Redistribution of Cholesterol in Model Lipid Membranes in Response to Alamethicin

Abstract

Cell membranes are complex mixtures of lipids, proteins and other molecules that serve as active, semipermeable barriers between cells and their internal organelles and the surrounding medium. Cell membrane molecular and macromolecular compositions are tightly regulated to ensure proper function. Cholesterol is a key component in mammalian cellular membranes, where it serves to maintain membrane fluidity and permeability.

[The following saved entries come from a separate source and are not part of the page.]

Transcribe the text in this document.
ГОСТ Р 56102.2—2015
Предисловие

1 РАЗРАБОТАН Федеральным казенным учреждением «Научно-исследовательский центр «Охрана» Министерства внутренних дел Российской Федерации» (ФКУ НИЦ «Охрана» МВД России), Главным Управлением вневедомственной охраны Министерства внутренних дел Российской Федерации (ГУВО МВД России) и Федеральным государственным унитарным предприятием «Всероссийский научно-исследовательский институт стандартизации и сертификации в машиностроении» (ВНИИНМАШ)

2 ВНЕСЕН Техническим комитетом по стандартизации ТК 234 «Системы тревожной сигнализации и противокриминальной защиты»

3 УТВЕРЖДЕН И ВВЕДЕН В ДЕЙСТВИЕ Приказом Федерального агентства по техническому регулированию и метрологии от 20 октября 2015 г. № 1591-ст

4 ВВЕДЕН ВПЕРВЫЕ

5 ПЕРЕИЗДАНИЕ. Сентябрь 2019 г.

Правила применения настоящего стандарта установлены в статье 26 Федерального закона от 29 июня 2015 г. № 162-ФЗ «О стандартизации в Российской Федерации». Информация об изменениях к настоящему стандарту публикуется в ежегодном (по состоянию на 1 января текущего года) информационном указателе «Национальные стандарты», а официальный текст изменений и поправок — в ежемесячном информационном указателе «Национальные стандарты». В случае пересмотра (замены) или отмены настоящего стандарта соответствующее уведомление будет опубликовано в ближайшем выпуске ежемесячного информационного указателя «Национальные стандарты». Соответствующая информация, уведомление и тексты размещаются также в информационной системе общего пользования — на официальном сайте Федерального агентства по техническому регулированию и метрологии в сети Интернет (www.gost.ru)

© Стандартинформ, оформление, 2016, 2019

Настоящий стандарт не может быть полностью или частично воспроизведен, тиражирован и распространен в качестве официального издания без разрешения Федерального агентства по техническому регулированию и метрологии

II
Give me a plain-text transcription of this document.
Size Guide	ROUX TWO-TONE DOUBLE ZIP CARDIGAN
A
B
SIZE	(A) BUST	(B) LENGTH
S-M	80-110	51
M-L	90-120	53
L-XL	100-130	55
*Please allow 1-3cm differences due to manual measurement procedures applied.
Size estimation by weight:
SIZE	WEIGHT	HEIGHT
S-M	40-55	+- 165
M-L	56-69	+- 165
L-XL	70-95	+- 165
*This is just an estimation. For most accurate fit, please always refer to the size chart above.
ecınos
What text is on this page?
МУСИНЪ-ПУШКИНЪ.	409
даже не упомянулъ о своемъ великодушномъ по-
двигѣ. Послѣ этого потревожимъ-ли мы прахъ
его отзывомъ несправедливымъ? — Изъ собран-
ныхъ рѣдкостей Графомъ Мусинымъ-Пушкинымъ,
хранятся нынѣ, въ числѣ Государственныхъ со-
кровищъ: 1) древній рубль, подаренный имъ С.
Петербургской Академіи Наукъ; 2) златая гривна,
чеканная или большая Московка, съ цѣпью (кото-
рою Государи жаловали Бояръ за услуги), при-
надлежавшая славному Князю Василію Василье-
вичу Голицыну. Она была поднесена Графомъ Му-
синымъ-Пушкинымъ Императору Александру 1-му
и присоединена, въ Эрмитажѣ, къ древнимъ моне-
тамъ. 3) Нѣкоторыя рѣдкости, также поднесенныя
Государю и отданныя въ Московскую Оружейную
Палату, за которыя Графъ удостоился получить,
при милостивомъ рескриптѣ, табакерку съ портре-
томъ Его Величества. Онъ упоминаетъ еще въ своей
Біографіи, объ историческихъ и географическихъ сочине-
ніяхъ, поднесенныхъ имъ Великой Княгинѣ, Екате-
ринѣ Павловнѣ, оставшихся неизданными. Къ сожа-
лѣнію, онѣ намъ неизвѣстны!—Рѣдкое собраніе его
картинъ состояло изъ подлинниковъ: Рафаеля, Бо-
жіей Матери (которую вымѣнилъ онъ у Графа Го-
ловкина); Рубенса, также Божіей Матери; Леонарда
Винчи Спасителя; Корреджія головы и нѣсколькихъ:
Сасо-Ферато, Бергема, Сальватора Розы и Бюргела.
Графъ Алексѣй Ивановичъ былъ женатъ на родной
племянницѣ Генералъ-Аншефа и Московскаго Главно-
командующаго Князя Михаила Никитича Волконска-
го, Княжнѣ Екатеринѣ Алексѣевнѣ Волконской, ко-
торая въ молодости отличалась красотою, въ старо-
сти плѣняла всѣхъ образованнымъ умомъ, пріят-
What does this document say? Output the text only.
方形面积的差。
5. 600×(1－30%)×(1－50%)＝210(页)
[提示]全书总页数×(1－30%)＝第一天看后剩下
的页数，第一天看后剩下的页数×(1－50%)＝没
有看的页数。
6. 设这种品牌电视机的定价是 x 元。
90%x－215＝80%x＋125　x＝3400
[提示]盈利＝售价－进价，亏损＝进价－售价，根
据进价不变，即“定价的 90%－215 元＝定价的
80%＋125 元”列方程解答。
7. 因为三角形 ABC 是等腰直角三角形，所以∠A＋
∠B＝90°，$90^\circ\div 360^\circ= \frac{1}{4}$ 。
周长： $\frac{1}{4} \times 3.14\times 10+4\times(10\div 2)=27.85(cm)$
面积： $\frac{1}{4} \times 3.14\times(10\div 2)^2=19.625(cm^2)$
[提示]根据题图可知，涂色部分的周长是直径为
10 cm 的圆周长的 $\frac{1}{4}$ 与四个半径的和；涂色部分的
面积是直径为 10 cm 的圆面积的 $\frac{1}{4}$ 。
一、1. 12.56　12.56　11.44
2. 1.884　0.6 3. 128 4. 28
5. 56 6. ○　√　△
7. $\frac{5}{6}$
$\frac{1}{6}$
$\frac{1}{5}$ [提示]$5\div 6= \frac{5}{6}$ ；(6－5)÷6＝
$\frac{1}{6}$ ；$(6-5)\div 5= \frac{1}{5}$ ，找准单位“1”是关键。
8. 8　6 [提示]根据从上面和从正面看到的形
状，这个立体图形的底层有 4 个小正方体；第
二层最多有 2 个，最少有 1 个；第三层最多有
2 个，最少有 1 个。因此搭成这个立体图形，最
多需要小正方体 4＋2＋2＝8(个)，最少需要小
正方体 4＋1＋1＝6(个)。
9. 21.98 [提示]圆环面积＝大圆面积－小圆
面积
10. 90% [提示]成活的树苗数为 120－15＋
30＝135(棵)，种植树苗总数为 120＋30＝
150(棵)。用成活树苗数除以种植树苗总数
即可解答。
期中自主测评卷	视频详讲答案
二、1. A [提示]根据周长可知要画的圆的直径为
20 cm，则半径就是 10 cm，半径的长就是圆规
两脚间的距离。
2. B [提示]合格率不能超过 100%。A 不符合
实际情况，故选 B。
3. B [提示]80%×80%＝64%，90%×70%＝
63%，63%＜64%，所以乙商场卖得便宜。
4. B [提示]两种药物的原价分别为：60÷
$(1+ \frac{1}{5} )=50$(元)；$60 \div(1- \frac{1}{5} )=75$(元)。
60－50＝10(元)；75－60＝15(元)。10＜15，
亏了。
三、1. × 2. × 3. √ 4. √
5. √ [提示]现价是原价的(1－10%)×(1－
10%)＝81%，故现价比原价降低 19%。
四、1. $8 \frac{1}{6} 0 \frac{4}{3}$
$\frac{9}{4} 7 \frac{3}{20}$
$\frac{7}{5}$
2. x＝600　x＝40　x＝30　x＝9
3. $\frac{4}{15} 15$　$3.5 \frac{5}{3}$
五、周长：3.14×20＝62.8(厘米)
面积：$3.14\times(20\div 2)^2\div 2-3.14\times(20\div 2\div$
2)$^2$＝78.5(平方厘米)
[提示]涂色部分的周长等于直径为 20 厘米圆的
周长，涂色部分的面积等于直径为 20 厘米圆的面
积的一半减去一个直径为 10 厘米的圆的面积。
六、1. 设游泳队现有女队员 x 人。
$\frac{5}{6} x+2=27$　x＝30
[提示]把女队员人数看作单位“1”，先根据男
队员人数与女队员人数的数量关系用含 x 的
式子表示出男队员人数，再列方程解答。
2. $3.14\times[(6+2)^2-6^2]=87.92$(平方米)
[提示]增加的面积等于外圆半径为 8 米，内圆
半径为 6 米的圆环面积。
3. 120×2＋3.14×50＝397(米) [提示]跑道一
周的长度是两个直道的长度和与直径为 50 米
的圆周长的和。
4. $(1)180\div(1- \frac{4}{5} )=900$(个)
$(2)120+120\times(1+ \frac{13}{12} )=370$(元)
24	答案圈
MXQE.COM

Here, the interaction of alamethicin, a 20 amino acid residue peptide that creates transmembrane pores in lipid bilayer membranes in a concentration-dependent manner, with cholesterol (Chol) containing dimyristoyl phosphatidylcholine (DMPC) membranes. Small-angle neutron scattering (SANS) data demonstrate that a low concentration of alamethicin (lipid to peptide ratio of 200:1) disrupts the lateral inhomogeneity seen in peptide-free DMPC:Chol vesicles, which is a coexistence of different phases. The resulting laterally heterogeneous bilayers are thinner than the peptide-free Lo phase, and possess a stronger asymmetry in the Chol content of the inner and outer bilayer leaflets. The results point to an alternative to the well-understood cytotoxic membrane permeabilization mechanism of action, specifically that membrane-active peptides are capable of disrupting lipid rafts and other functional structures in cell membranes.